The Star also has interviewed several recent Wings of Faith students in the past month, including one who got out just before Thanksgiving. All described disciplinary tactics similar to those detailed by students who attended years ago. They said girls aren’t spanked now but that restraining appears to have replaced it as a punishment.
Vali Souray said her parents sent her to Wings of Faith in 2016 when she was 12. After eight months, she said, she returned to her California home but her parents sent her back five months later. She spent two years at Wings of Faith the second time and got out last year.
Now 17, Souray said girls who were “on discipline” had to wear gray shirts. Those girls, she said, received smaller portions of food each day.
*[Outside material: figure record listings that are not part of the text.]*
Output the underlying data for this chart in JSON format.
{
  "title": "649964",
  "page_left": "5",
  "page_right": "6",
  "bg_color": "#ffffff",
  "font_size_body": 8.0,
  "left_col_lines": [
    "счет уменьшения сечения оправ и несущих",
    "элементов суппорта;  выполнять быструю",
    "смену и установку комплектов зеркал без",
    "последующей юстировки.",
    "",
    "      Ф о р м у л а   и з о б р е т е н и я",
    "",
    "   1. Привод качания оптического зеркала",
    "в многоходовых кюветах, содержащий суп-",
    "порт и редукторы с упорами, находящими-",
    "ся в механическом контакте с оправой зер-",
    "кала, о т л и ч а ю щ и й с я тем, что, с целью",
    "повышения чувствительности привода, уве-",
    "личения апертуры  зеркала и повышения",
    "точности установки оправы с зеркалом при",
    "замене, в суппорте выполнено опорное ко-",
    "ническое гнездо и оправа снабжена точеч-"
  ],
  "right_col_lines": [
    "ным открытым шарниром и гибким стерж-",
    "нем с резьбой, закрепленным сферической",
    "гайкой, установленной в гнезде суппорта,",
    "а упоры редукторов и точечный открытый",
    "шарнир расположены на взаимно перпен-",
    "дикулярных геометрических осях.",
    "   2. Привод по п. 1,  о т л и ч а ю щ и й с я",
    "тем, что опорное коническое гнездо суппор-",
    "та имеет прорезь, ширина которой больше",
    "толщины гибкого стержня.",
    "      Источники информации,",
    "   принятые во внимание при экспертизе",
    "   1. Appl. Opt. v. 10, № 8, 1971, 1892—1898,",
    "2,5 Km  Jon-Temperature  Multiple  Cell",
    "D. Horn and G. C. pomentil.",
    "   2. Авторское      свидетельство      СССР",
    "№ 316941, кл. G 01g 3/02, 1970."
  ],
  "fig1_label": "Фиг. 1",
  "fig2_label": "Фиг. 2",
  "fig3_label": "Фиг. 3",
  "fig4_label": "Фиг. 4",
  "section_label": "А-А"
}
“If you were a gray shirt, all you had was plain food, and peanut butter sandwiches for dinner every night,” she said. “Sometimes, you could hear their stomachs growling, they were so hungry. It was really intense.”
Souray said the girls had no privacy, from being monitored when they showered and dressed to having their letters screened.
“If there was something they didn’t like, if they thought you were exposing the school, the letter would be ripped up and you would have to write again,” she said.
Callie Braxton, a 15-year-old from Louisiana, left Wings of Faith just before Thanksgiving after spending 15 months at the school.
She said Debbie Martin restrained her about 3½ months after she arrived at Wings of Faith. It happened at Agape Baptist Church, home of Agape Boarding School.
“We were not supposed to look at or talk to the boys,” Braxton said. Shortly before the service started, she said, she was ordered to sit by a staff member after she turned around when some boys called her name.
“I didn’t move, and then Debbie came over and picked me up by my arms,” she said. “She threw me on the floor and sat on me and put my arms all the way up to my head. It hurt so bad.
“And everybody was watching — all these boys, all the staff. And so she finally picks me up and I’m tripping because she’s walking really fast. And she pushes me and I fall on the floor and then she throws my Bible. She’s like, ‘Here.’ It was very humiliating.”
Stories like that sound all too familiar to Groves. Now, like many other former Missouri boarding school students, she’s pushing for a change in state law that will require more regulatory authority over such facilities. Two lawmakers recently proposed identical legislation that would increase oversight by the state.
“The state can’t turn a blind eye anymore,” Groves said. “Children are getting abused physically, mentally and sexually in the name of God. Can you imagine something any more horrible?
“We don’t want other children to have to fight for their sanity like we have.”